The graves are inside the perimeter of a police camp, and the victims are thought to have been among the 30,000 Sri Lankans who went missing during the security forces' brutal war in 1989-1990 against Communist insurgents. Only one English-language newspaper, the Island, defied government censorship and published news of this grisly discovery.

Then the counter-attack of skeletons began. One opposition politician, Dharmadasa Wanniarachi, who was involved in exhuming the mass graves, last Wednesday found a skull propped against his front door. He took it as a message that his own head might soon be off.

The bone battle escalated over the weekend, when armed gangs raided three cemeteries and carted off seven skeletons. One of them again ended up on the doorstep of the same shaken politician. Most Sri Lankans are horrified by these developments. The four years that have passed since the government's terror campaign against the Communists might as well be a century; they would like to forget it. One foreign aid worker said: 'It's as if the Sri Lankans had stored all the shame and horror in their memory on a hard disk and then thrown it away.'

Many of the army and police officers implicated in the disappearances now hold senior positions, and despite the opposition's outcries, few expect a serious inquiry to be conducted into who killed the schoolchildren found in the mass graves on Mount Sooriya and why.

More alarming still is that while the south of the island has been relatively calm, and the foreign tourists have returned to the miles of white sand beaches under coconut groves, there is evidence that the security forces are returning to their dirty habits. This time, however, they are targeting the hundreds of thousands of ethnic Tamils living in Colombo, the capital. Unlike Sri Lanka's majority, who are Sinhalese Buddhists, most Tamils are Hindus. Many Tamils fled to Colombo to escape the civil war raging in the north and eastern parts of the island over the past 10 years between Tamil separatists and government troops.

Foreign diplomats and human rights activists stress that while the crackdown against Colombo's Tamils is nowhere near the same magnitude of viciousness displayed during the repression of Communist rebels, there are sinister parallels. Thousands of Tamils have been jailed and interrogated, often by men in unmarked cars and plain clothes, and police at roadblocks often demand 500 rupee (pounds 8) bribes to let Tamil youths travel through different parts of the city. More ominously, the corpses of 10 Tamils have been found since October, dumped in Colombo and at the Negombo beach resort, 20 miles north, a popular destination for British tourists.

Neelan Tiruchelvam, a lawyer who is a Tamil, explained: 'It's very disturbing. Tamils are being exposed to arbitrary and indiscriminate treatment.

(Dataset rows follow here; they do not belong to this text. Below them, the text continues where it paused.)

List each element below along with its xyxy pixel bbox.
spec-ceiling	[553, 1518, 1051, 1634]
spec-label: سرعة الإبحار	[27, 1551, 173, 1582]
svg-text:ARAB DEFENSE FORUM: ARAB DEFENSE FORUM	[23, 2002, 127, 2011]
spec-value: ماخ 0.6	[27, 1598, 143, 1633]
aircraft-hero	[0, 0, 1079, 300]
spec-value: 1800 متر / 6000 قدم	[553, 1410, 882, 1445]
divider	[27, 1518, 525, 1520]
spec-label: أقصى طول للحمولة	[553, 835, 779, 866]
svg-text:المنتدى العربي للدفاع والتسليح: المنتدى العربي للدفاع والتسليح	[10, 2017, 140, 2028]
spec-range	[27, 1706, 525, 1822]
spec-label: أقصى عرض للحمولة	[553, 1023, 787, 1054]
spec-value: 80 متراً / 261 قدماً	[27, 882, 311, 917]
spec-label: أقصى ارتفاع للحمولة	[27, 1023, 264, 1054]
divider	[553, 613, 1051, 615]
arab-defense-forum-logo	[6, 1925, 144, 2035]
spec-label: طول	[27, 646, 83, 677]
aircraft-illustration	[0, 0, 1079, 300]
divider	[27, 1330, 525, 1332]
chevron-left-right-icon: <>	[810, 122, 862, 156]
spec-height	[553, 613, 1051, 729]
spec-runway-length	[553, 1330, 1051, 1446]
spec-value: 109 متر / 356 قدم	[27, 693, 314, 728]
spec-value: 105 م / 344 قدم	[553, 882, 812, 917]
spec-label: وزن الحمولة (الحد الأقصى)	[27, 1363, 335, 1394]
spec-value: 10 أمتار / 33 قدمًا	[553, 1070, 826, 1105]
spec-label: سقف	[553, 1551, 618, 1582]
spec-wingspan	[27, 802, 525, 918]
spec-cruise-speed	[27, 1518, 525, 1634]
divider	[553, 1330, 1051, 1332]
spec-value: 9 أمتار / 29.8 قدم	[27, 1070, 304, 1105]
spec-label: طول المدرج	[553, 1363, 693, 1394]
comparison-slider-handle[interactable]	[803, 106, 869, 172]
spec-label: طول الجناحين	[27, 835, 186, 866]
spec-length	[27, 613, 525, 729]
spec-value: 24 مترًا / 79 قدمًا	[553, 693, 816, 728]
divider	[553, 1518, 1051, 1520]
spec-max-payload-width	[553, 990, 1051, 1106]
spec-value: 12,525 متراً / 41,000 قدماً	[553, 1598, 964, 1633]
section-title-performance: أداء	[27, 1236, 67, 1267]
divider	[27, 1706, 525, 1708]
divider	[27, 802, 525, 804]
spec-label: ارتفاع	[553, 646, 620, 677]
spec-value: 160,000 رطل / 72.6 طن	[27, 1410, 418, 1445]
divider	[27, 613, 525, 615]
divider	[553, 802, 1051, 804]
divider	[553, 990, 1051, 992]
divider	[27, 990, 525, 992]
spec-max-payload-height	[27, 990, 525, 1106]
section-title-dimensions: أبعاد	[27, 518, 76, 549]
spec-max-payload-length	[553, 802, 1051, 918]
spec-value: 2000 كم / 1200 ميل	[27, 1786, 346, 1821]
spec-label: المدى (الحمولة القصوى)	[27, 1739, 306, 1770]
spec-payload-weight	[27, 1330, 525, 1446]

They're even rounding up women and old men.'

The current repression stems from the army and police's growing frustration over two bruising setbacks in the battle against Tamil Tiger separatists: the assassination of the late president, Ranasinghe Premadasa, last May by a Tamil suicide bomber, and the loss of a key army garrison on the Jaffna peninsula on 13 November in which more than 1,300 soldiers died in a 36-hour slaughter.

Fears of the current President, D B Wijetunga, that more Tamil assassins are hiding in Colombo are probably justified: the odds are high that he is on the Tigers' death list. A cult of martyrdom exists among the Tigers, and over the past three years, Tamil fanatics also killed off a defence minister, an admiral and the opposition leader, Lalith Athulathmudali. Police recently found a bomb harness in the Mount Lavinia resort, on the outskirts of Colombo, similar to ones used to blow up the late president and in 1991, the Indian former prime minister, Rajiv Gandhi, also an enemy of the Tamil Tigers.

Neither the Tamil separatists nor the Colombo government are willing to talk peace, even though the war is causing the island to sink economically. Mr Wijetunga refers to the Tigers as mere 'terrorists' and refuses to admit publicly that the conflict is an ethnic civil war.

No compromise will come from the Tigers. Their secretive and ruthless chief, Prabakharan, has kept under house arrest his three top commanders - all of whom participated in earlier truce negotiations with Colombo - and may soon execute them.